Click here for the article “Tondelli’s Wild Art Lesson” by Daniela Amenta
Music played a predominant role.
He was at the heart of that rock renaissance. There was a pollution between music, theater, fashion, independent labels that produced records, “What Happened to Baby Jane?” he organized mythical parties, a stylist like Samuele Mazza dressed the Litfiba family. And the group of Piero Pelù, Ghigo Renzulli and the others played the soundtrack to a “Aeneid“Of the historical Krypton, created a lot of discussion and had a” premiere “at the Variety Theater, a space that no longer exists. The city had many cinemas, today many cinemas have become shopping malls. The spectacular proposal (think for example the Criminal Warehouses ) and the youthful response was crazy, we never slept. And many of these protagonists are still at work today. Giovanotti Mondani Meccanici participates in the exhibition “Video makes you happy“Open until September 4 in the Palazzo delle Esposizioni in Rome. Krypton still exists, Litfiba has started their last tour, Diaframma has released an album, Pankov is touring abroad, Alexander Robotkink is one of the main electro DJs. Compared to other scenes, these forces have not been exhausted, they continue to create.

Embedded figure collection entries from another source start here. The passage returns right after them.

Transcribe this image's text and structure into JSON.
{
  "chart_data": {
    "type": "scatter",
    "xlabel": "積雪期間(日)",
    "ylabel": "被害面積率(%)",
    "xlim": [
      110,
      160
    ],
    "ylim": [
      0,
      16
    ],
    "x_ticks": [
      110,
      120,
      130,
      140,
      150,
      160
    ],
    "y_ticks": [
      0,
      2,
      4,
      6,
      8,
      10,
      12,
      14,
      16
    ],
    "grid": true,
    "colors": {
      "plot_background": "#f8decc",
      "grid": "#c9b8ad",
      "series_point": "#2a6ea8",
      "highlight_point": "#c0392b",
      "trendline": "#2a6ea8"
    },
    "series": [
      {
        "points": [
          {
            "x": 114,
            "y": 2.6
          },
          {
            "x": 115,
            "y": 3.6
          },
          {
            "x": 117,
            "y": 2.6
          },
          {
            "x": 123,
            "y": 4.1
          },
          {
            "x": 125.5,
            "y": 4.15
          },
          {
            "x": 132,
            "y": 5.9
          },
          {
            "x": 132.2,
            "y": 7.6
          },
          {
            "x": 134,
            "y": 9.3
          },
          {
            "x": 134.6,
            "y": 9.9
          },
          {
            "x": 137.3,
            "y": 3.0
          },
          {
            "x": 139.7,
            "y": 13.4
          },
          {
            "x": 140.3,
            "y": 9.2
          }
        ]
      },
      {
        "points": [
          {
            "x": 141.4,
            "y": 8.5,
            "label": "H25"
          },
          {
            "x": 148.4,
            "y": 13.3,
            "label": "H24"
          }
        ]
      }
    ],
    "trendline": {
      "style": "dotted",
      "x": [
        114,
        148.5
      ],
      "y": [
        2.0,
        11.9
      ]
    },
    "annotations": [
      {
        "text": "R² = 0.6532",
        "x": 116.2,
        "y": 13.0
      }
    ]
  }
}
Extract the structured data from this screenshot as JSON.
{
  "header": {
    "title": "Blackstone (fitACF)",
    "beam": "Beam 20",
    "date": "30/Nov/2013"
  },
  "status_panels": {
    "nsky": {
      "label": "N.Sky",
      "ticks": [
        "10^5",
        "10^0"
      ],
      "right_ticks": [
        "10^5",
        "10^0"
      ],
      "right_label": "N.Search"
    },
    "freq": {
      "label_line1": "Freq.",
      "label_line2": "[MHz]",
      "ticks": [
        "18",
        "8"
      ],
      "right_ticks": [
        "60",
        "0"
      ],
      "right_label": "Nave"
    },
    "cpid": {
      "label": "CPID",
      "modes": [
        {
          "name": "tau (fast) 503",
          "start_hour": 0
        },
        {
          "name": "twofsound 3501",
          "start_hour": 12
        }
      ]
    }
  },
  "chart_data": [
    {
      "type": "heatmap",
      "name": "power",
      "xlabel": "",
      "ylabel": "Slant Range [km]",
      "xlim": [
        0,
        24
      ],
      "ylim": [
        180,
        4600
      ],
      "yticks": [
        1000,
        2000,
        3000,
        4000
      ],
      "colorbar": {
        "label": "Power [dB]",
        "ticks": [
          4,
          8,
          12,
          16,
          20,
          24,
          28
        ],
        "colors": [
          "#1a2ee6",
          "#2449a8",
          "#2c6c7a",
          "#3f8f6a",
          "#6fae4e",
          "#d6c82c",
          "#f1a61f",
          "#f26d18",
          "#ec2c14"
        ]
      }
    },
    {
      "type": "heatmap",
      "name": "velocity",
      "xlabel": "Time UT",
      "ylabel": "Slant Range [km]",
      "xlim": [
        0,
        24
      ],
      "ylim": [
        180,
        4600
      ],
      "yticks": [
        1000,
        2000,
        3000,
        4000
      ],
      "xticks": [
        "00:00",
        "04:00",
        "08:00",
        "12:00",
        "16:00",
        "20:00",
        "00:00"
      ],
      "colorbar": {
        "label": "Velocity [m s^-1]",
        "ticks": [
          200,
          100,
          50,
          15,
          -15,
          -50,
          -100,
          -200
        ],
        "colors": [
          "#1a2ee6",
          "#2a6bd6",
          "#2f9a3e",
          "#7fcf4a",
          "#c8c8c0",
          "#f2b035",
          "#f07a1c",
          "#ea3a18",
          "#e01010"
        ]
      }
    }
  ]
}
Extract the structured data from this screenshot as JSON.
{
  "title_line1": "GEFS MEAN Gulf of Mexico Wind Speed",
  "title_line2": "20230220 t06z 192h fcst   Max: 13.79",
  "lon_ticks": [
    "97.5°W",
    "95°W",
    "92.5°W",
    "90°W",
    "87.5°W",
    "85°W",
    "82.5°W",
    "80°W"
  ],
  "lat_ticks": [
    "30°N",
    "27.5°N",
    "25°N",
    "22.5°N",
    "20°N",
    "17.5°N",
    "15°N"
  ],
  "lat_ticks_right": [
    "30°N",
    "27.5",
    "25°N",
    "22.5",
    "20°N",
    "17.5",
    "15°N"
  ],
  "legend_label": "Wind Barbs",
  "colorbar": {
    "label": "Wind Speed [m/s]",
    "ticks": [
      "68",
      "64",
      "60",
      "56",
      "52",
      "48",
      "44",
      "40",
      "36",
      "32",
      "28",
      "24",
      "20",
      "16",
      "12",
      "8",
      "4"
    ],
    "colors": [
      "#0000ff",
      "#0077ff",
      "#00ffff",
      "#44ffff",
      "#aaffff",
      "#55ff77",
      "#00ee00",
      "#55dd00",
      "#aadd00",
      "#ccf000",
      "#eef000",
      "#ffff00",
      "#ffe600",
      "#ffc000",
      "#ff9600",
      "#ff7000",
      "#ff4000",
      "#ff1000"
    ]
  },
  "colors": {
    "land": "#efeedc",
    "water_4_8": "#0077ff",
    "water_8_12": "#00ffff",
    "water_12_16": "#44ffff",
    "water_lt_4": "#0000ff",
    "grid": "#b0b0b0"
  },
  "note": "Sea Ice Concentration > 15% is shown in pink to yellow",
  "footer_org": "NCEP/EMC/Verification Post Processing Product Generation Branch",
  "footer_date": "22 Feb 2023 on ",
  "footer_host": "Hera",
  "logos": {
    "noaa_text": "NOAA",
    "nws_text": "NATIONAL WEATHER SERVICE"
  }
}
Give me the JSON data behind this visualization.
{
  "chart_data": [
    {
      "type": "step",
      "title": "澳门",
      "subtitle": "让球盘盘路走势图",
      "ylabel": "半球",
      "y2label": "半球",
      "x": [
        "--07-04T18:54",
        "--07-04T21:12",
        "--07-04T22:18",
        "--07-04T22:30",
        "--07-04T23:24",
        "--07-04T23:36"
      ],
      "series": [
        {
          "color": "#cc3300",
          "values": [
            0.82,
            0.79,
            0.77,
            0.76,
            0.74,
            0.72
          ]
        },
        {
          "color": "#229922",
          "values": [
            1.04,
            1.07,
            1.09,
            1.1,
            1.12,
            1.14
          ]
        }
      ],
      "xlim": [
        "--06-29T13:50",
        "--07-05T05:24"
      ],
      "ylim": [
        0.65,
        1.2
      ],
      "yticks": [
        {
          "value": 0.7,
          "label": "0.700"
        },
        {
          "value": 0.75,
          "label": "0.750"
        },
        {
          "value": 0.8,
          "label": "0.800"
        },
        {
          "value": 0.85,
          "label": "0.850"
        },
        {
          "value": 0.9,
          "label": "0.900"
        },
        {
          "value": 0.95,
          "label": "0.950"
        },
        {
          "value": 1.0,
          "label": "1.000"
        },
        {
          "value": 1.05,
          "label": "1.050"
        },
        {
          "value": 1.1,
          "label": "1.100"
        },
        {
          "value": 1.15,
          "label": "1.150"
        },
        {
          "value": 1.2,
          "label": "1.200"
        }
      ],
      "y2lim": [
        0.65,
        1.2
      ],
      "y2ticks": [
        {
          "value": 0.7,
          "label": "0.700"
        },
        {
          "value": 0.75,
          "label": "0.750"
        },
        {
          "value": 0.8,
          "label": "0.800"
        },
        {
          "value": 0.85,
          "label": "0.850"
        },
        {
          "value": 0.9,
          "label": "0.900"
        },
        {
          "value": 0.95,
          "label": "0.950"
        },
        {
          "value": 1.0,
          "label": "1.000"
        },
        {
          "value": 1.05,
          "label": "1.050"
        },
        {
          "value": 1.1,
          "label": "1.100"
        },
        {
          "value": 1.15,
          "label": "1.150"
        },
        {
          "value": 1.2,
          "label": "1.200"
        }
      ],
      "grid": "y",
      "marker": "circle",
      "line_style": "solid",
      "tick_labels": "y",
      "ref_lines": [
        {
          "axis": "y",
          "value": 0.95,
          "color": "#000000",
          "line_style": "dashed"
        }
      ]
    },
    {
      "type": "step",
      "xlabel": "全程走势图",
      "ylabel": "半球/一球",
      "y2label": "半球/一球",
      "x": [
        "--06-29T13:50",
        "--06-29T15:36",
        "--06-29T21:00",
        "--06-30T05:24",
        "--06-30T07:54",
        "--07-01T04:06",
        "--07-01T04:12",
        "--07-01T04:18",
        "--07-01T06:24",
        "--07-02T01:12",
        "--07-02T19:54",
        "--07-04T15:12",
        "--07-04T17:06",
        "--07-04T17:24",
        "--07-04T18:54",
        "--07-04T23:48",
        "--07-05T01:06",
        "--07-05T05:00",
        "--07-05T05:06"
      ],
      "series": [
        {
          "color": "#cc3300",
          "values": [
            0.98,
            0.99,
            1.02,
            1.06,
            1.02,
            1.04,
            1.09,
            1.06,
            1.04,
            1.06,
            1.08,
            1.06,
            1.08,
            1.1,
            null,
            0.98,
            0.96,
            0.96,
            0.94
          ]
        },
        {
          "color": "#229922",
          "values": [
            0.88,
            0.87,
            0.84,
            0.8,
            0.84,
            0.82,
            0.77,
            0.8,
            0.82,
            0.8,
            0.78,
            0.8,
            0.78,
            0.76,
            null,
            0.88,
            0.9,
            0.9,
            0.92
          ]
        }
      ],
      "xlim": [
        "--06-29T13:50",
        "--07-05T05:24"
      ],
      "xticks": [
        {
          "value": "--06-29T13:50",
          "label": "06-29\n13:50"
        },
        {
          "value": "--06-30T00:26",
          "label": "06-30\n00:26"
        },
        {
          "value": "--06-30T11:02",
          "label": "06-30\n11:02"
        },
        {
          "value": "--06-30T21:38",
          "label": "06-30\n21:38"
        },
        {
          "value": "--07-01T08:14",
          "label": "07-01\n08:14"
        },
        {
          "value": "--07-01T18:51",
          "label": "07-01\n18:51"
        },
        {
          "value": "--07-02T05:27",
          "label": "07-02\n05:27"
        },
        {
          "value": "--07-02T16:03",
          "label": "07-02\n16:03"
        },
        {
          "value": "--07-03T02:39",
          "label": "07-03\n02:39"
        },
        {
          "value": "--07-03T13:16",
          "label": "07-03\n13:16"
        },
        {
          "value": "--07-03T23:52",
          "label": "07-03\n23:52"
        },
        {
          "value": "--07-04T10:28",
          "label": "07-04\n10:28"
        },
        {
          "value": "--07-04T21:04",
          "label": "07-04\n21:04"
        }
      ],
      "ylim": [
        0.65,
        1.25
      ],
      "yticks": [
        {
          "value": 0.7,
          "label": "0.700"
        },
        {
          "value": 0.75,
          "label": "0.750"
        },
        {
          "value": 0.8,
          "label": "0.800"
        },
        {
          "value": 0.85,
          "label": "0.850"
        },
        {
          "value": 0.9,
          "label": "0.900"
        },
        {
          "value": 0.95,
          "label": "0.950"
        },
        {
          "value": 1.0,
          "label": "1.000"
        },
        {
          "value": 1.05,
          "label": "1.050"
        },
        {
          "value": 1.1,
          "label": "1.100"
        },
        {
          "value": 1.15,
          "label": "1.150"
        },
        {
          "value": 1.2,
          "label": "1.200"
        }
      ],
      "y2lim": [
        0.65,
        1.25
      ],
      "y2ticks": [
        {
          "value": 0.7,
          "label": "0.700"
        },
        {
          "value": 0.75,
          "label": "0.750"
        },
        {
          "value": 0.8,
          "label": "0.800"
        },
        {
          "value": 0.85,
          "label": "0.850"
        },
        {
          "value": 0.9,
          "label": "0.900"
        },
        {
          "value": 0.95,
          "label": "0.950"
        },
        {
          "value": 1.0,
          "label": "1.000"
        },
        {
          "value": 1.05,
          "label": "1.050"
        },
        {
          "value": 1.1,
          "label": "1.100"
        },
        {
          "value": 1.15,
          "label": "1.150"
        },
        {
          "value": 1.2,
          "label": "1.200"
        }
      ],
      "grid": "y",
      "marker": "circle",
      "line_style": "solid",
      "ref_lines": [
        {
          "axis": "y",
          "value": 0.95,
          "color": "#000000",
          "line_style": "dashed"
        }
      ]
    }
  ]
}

So is there anything left of that unrest?
Very. In the meantime, books, documentaries and exhibitions are coming out, projects are underway, and I also think about Rome, Milan, Turin, that decade is very popular and loved. When I presented the book to the Libraccio bookstore in Florence, boys under thirty bought it. In the basement building, where the litfi bases practiced, in via de ‘Bardi in Oltrarno, someone regularly writes something on the facade, which the owner then has to repaint. Much of that scene in other cities no longer exists, here many of us have the fun that we did back then.
Me too. I do the same things and still do not retire.